Potty training can be an extremely trying time for both the child and the parent. Here are some common problems faced during potty training.

Potty Training Problems

It is no question for debate that after teething, potty training time is perhaps the most difficult and trying phase for a growing child. It is possible that the child is already over burdened with having to learn something new every day and may be reluctant to completely give up the comfort of getting their business done inside the diaper. Parents too are misled by proud neighbours or friends who like to boast about how quickly their children learnt to go to potty all by themselves. They are also the ones to ‘estimate’ how much time it should take for an average child to get potty trained, which further causes stress in the grownups if the targets are not met (as if potty training a child is a job at the office and others are going to check on it!). This increased stress is transferred on to the child, who is pushed further into doing what he or she is not ready to do, is scared of or just apprehensive about. Here are a few potty training problems that parents and children face.

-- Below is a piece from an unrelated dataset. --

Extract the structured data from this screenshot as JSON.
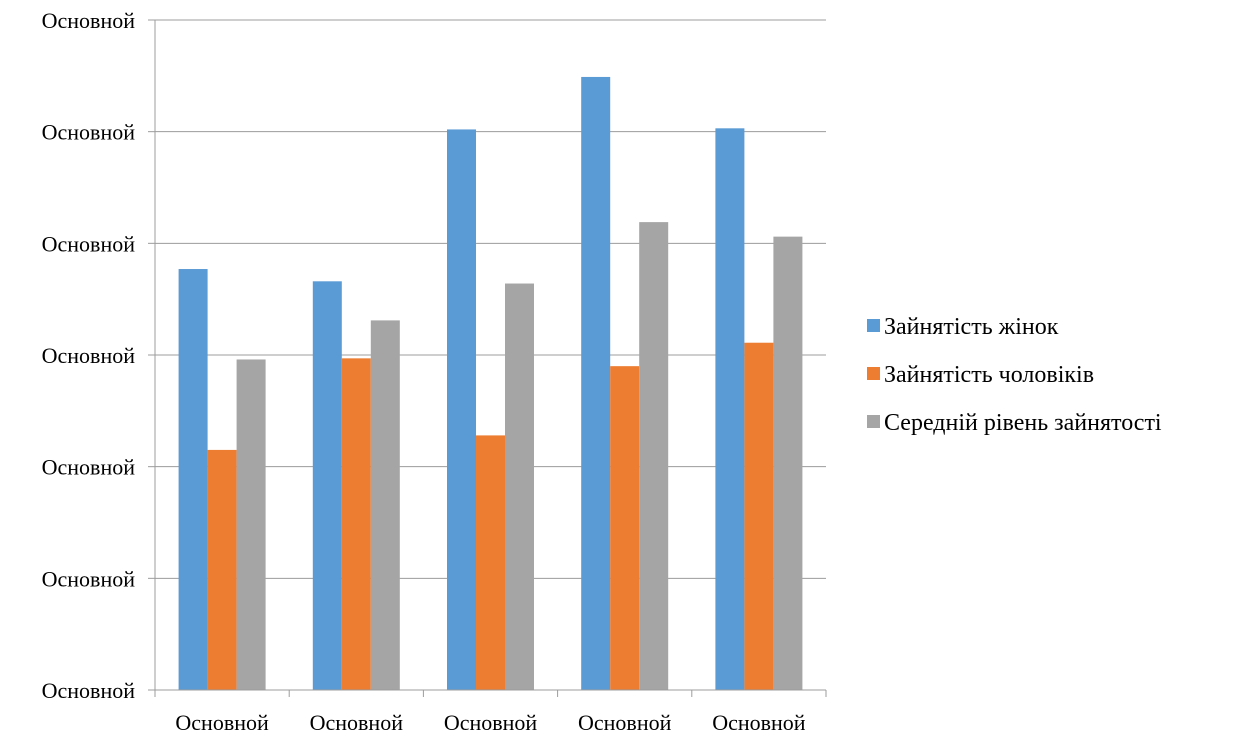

Common Problems During Potty Training 
Here are some problems that people face during potty training their children:
Back To Nappy-Happy 
Too much pressure from parents or even the outside world can cause a child to be rather stressed out about the whole potty training experience. Subsequently, anything that causes a child’s stress levels to increase will only push it to return to a previous level of development, especially if the child has only started to make the transition. Stress inducing factors could be anything from an illness in the child or a new baby in the house, to a change from the crib to a bed, or a move to a new house. All it needs is a bit of time and gentle coercion and it is sure to pass.
Mommy Next To Me 
Sometimes the children are used to having one particular person next to them while they go about their business. You must realise that this is fairly common and totally normal, since any new change will bring with it a lot of stress and even fear, which subsides when someone they love is next to them. This practice should, however, not be allowed to carry on for very long, since the child must be able to get along all by himself/herself. So if your child will only go potty with you, gradually withdraw yourself from the process. For example, offer to help your child get undressed or walk your child to the bathroom, but don’t go inside the toilet and wait for him or her outside instead.
“Mommy! The Toilet Will Suck Me” 
Many children fear being sucked into the toilet if it's flushed while they're sitting on it. This may seem like a non-issue for a grown up, but for a child who is only just getting used to it, it is extremely scary. Try not to brush it aside as childish or a useless excuse, which will only cause more problems and you will notice more resistance. Instead, try and give your child a feeling of control, by telling him or her flush pieces of toilet paper into the commode on his own. This will lessen the fear of the sound of rushing water and the sight of things disappearing.
Who Needs To Potty? 
For quite some time, your child may not recognize the need to urinate, even if he/she may recognize the need for sound bowel movement. This phenomenon is fairly normal and not at all a cause for worry. In fact, you would be surprised to know that some children just do not gain complete bladder control for quite a number of months after they have learned to control bowel movements. Keep this fact in mind and gently continue the process of potty training.
We’ve Got A Problem Here 
Accidents are a common occurrence, especially in the beginning of the potty training stages. Most children have accidents and it is considered common even after six to eight months. After an accident occurs, remember to stay calm and treat them lightly and try not to get upset. Punishment and scolding will often make children feel bad and may make toilet training take longer and create feelings that your child cannot handle at this young age.